Sono le premesse per arrivare a metà Ottocento appunto alla grande  stagione della pittura en plein air.

140 opere tra tele foto disegni.

 

Bisogna prendere il treno e venire a Treviso per entrare nella magia di un mondo irripetibile, molto noto ma poco conosciuto. Qui c’è la storia, raccontata in diverse sezioni, ed è continuare il viaggio iniziato nel Trecento con Tommaso da Modena. Oraci si allarga all’Europa, ed oltre, fino a noi, oggi.

 

Ecco la scoperta della natura, quando al Salon parigino vibrava l’arte accademica rivolta al passato. Con Gustave Courbet si entra nel quotidiano delle “Figure sotto il cielo”. Millet  ritrae  le Boscaiole e il Seminatore, Courbet un picnic di ragazze tra i  campi: colori terrosi il primo, primavera nel secondo. Ma tocca a Manet entrare nel paesaggio, trarre sulla tela i colpi del vento nel Volo delle rondini e poi raggiungere  Monet nell’incanto della sua  casa ad Argenteuil : qui ride la primavera più bella nella pittura del secolo.

 

L’arte europea è ormai segnata dalla poesia della natura.  Non è un idillio, ma i l canto alla vita che tutto muove e nella quale noi uomini siamo inseriti, ma non protagonisti. Ci si stupisce della natura e dei suoi fenomeni- come succedeva nel ‘500 a Giorgione – e van Gogh lo dice con i suoi Cipressi a tinte carnose, tanto che quasi escono dalla tela.

Anche in un vaso di fiori c’è da meravigliarsi, come avevano già notato Caravaggio e i secentisti.

 

 

Così il Cestino di Manet è un colpo d’occhio rapido sulle cose belle in sè,  il bouquet di van Gogh è un inno ai fiori. Accanto, dialoga con La cincia su un ramo di ciliegio fiorito del giapponese Utagawa Hiroshige (1837), che  cinquant’anni prima aveva scoperto la delicatezza di un ramo e di un uccello posato su di esso in primavera, con tratti finissimi.
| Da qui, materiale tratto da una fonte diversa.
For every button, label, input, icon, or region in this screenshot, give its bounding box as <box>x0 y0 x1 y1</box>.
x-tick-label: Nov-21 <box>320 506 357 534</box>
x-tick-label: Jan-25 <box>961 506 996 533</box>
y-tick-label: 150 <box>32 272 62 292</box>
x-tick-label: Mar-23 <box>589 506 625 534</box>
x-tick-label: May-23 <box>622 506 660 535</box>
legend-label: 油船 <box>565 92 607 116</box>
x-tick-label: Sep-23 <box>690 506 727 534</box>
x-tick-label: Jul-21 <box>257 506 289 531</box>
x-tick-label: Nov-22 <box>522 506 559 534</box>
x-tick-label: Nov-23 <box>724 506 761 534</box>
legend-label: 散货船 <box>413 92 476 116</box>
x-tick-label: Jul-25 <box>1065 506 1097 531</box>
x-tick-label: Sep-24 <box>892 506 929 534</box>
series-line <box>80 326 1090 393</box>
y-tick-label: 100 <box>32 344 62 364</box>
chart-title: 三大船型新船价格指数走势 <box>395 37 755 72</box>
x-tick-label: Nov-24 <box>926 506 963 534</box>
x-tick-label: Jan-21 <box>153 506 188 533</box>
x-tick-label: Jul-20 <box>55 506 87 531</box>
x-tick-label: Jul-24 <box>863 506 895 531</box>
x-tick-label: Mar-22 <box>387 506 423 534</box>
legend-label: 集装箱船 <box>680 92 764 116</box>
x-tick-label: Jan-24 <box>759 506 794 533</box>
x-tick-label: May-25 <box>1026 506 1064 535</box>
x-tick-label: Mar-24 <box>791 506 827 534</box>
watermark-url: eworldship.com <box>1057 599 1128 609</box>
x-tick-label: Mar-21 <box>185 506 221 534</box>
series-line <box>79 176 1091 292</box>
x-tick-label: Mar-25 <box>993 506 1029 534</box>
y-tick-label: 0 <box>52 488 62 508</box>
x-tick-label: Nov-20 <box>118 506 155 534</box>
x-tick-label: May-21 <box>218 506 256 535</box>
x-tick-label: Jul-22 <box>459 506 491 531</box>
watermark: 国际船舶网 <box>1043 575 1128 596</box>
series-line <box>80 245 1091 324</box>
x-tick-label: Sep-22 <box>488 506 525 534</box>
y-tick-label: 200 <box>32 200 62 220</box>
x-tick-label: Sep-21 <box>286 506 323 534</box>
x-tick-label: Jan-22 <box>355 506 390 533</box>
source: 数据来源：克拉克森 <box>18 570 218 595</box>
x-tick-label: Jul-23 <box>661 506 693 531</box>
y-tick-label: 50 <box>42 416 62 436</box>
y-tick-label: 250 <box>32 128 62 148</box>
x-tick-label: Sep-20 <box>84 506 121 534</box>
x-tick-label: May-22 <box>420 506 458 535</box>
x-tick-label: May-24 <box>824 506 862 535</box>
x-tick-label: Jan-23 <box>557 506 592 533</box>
Accostamento indovinato: all’arte aggressiva di Vincent risponde l’anima sensibilissima  dell’Oriente. Potremmo dire che l’Europa è concretezza, l’Oriente è astrazione, la prima solidità, il secondo contemplazione. Ma entrambi sono innamorati della natura.

C’è infatti un amore immenso.

 

E’ interessante che nella rassegna non si dialoghi solo fra artisti, ma tra forme d’arte. La grande onda, fotografia di Gustave Le Gray, del 1857, ad esempio, colloquia con la marina di Hiroshige- flutti arricciati nello spazio – e il fiume in montagna di Courbet.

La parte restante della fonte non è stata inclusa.